Marty McKenzie
- Full name: Martin Ramsay McKenzie
- Born: 14 August 1992 (age 33) Invercargill, New Zealand
- Height: 183 cm (6 ft 0 in)
- Weight: 85 kg (187 lb; 13 st 5 lb)
- School: Christ's College, Christchurch
- Notable relative(s): Damian McKenzie (brother) Robbie Robinson (cousin)
- Occupation: Rugby player

Rugby union career
- Position(s): First five-eighth, Fullback
- Current team: Southland, Chiefs

Senior career
- Years: Team / Apps / (Points)
- 2011–2013, 2019–: Southland / 34 / (119)
- 2013: Blues / 2 / (0)
- 2014–2017: Taranaki / 36 / (392)
- 2015, 2018–2019: Chiefs / 31 / (86)
- 2016–2017: Crusaders / 9 / (19)
- Correct as of 22 June 2019

International career
- Years: Team / Apps / (Points)
- 2012: New Zealand U20 / 4 / (10)
- 2014–2016: Māori All Blacks / 6 / (17)
- Correct as of 22 June 2019

National sevens team
- Years: Team /  / Comps
- 2014: New Zealand /  / 2
- Correct as of 22 June 2019

= Marty McKenzie (rugby union) =

New Zealand rugby union player

Martin Ramsay McKenzie (born 14 August 1992) is a rugby union footballer who plays as either a first five-eighth or fullback. He represents the Southland Stags in the Mitre 10 Cup. He currently plays for the Chiefs in Super Rugby.

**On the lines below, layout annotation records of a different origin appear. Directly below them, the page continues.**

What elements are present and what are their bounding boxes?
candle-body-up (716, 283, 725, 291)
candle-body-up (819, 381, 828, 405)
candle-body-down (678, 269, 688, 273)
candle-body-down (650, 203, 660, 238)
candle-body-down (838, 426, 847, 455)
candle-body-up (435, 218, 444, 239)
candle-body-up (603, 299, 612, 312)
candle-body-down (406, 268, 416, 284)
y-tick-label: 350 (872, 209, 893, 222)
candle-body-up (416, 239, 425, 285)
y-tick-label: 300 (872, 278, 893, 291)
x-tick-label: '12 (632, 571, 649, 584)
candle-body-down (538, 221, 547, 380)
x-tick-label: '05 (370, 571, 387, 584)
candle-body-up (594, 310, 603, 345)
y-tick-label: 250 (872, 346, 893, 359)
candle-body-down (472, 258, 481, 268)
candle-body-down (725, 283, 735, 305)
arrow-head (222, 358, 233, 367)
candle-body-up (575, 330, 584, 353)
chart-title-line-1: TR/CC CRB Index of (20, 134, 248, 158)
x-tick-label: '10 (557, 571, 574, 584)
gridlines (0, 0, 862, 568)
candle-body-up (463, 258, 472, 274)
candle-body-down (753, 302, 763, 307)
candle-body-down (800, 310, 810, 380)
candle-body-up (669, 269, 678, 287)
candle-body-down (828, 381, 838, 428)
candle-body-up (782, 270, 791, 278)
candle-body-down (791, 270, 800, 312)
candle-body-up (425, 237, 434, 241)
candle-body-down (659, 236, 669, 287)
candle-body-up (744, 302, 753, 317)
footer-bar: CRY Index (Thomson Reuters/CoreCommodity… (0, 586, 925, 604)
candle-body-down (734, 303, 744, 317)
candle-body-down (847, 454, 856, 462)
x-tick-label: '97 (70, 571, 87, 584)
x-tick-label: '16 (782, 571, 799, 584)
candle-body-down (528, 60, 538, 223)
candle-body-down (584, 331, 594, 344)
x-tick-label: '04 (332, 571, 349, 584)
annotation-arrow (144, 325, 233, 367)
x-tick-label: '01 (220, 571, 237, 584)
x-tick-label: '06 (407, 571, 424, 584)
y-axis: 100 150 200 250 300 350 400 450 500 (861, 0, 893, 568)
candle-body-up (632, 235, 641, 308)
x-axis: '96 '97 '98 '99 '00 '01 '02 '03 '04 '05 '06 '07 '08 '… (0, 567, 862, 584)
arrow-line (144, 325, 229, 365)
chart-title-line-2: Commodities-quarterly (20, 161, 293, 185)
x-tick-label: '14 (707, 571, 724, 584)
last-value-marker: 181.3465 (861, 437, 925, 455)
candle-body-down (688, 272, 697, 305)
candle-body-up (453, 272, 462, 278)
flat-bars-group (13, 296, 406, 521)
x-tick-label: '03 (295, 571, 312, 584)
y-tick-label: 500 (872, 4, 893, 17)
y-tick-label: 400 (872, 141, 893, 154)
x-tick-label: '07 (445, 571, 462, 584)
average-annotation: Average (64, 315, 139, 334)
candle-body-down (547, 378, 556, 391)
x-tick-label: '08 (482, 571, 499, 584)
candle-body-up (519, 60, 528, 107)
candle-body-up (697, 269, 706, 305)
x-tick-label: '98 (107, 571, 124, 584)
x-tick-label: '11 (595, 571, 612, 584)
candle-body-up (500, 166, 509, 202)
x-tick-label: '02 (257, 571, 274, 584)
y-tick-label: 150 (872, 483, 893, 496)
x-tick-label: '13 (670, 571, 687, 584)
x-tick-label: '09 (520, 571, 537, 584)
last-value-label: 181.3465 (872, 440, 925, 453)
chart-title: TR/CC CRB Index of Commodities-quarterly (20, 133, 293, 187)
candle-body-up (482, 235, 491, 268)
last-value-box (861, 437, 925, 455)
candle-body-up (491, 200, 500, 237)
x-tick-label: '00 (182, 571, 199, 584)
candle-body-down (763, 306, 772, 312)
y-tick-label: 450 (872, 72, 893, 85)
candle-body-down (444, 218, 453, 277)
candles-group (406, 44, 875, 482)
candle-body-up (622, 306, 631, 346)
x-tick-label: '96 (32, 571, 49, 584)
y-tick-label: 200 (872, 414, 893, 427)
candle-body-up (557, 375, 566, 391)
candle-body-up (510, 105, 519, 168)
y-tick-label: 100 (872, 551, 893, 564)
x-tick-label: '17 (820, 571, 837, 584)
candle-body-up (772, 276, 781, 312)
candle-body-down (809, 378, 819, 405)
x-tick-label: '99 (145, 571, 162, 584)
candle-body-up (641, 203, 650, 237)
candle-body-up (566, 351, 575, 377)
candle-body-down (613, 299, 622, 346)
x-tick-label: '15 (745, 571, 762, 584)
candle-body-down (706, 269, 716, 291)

McKenzie was a member of the New Zealand under 20 side that competed in the 2012 IRB Junior World Championship in South Africa.

McKenzie is the cousin of former Stags teammate Robbie Robinson and also brother of Chiefs player Damian McKenzie

In March 2014, Mckenzie was called up to play for the New Zealand Sevens team.

==Personal life==
McKenzie is a New Zealander of Māori descent (Ngāti Tūwharetoa descent).